Option 2: Learn how to cook 5 recipes well. You will gain speed over time, but you will eat the same 5 things over and over for the rest of your life. This was my personal solution to this problem. This worked great until I met my wife. I am someone that can eat the exact same meal, everyday for months (yes I have done that) and not get tired of it. My wife is not this kind of person. Therefore option 2 stopped being an option after getting married.
Option 3: Learn how to cook for real. This will take a lot of time, failed meals, frustrations etc. But over time you can save good money because you learn how things work from the ground up. You will also gain speed over time, however you constantly need to learn new things, otherwise you will be back at option 2 but with the 20 meals you memorized. Consider this a lifestyle to do well.
Option 4: Only eating pre-made meals. Very expensive. Not good for long term health.

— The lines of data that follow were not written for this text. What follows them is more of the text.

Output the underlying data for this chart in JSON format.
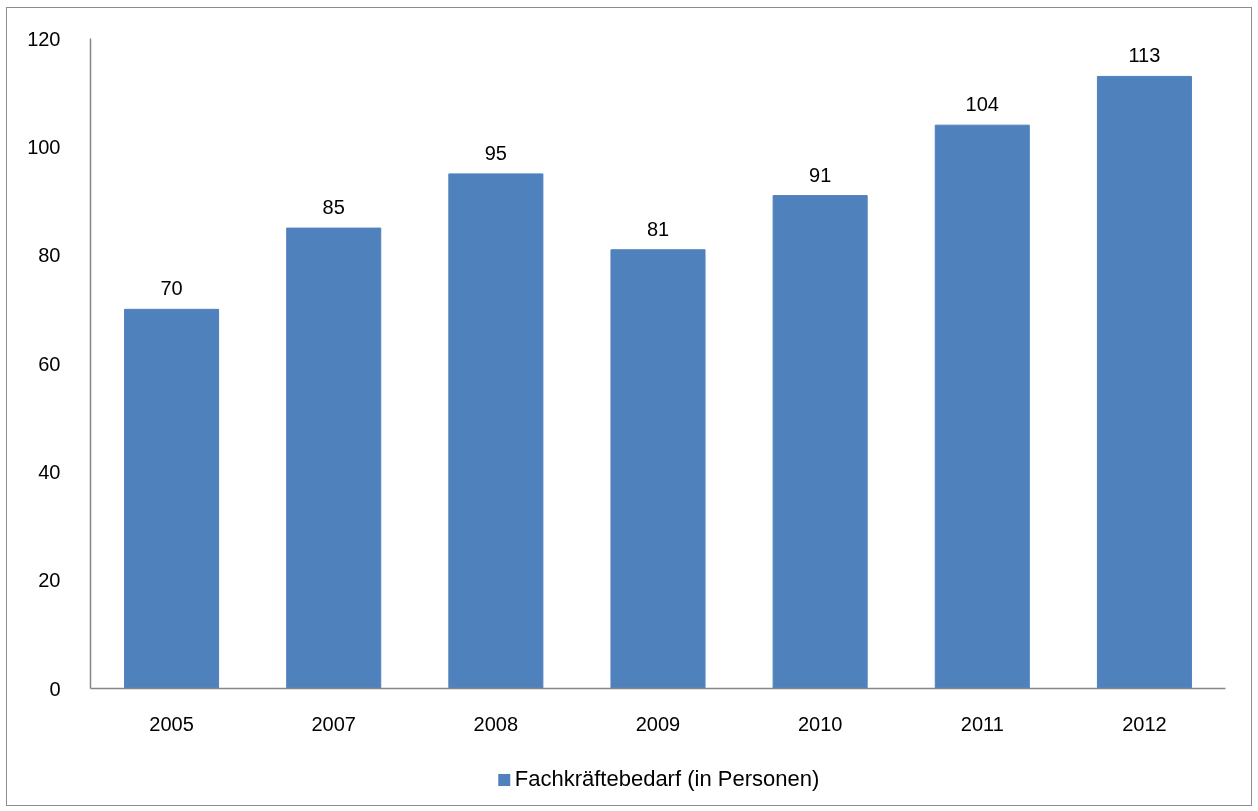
{
  "chart_data": {
    "type": "bar",
    "categories": [
      "2005",
      "2007",
      "2008",
      "2009",
      "2010",
      "2011",
      "2012"
    ],
    "series": [
      {
        "name": "Fachkräftebedarf (in Personen)",
        "color": "#4f81bd",
        "values": [
          70,
          85,
          95,
          81,
          91,
          104,
          113
        ]
      }
    ],
    "ylim": [
      0,
      120
    ],
    "yticks": [
      0,
      20,
      40,
      60,
      80,
      100,
      120
    ],
    "data_labels": true,
    "legend": "bottom",
    "grid": false
  }
}
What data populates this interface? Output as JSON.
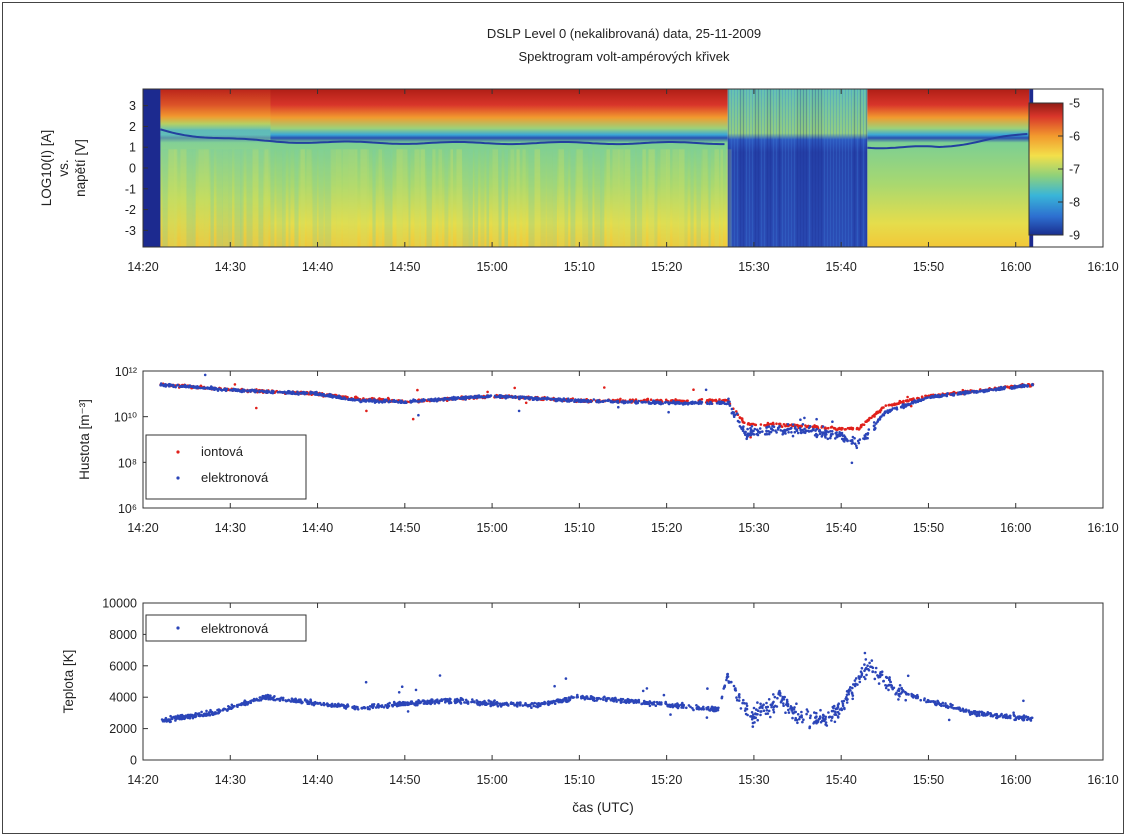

Option 5: Kastanj. An app that helps you cook good food without having to learn everything. If you just know how to hold a knife and what a pan is, then you have sufficient knowledge. The app will guide you through everything step-by-step with pictures. It is as fool-proof as cooking can get. Beta launch is planned in 2026.
The core ideas behind the app: - Instructions need to be idiot proof so younger me could understand them. - All instructions needs pictures, because "cut the carrot into (fancy word)" meant nothing to me. - I am the "robot". The app tells me what to do. I should not have to think and understand. Just following along needs to be enough to succeed. - Better to have 100 recipes that work 100% of the time, than 1000 recipes that work 50% of the time.
We take recipe quality very seriously. Every recipe is developed and photographed in house. Every recipe is tested at least 3 times with some variation to account for user errors. The app and all content is constantly improving to maximize success. For example, an alpha user recently managed to fail (consistency was a bit off) with one recipe despite following the instructions. The recipe was soft-banned and we set up a test where we cooked that recipe 9 times over until we managed to pinpoint what went wrong and updated the recipe accordingly. We do not accept bad recipes. This means we can't brag about having the biggest recipe collection, because developing recipes like this is slow. However the benefit is that, our users can simply scroll the app like a restaurant menu and feel confident that anything they see, they can make.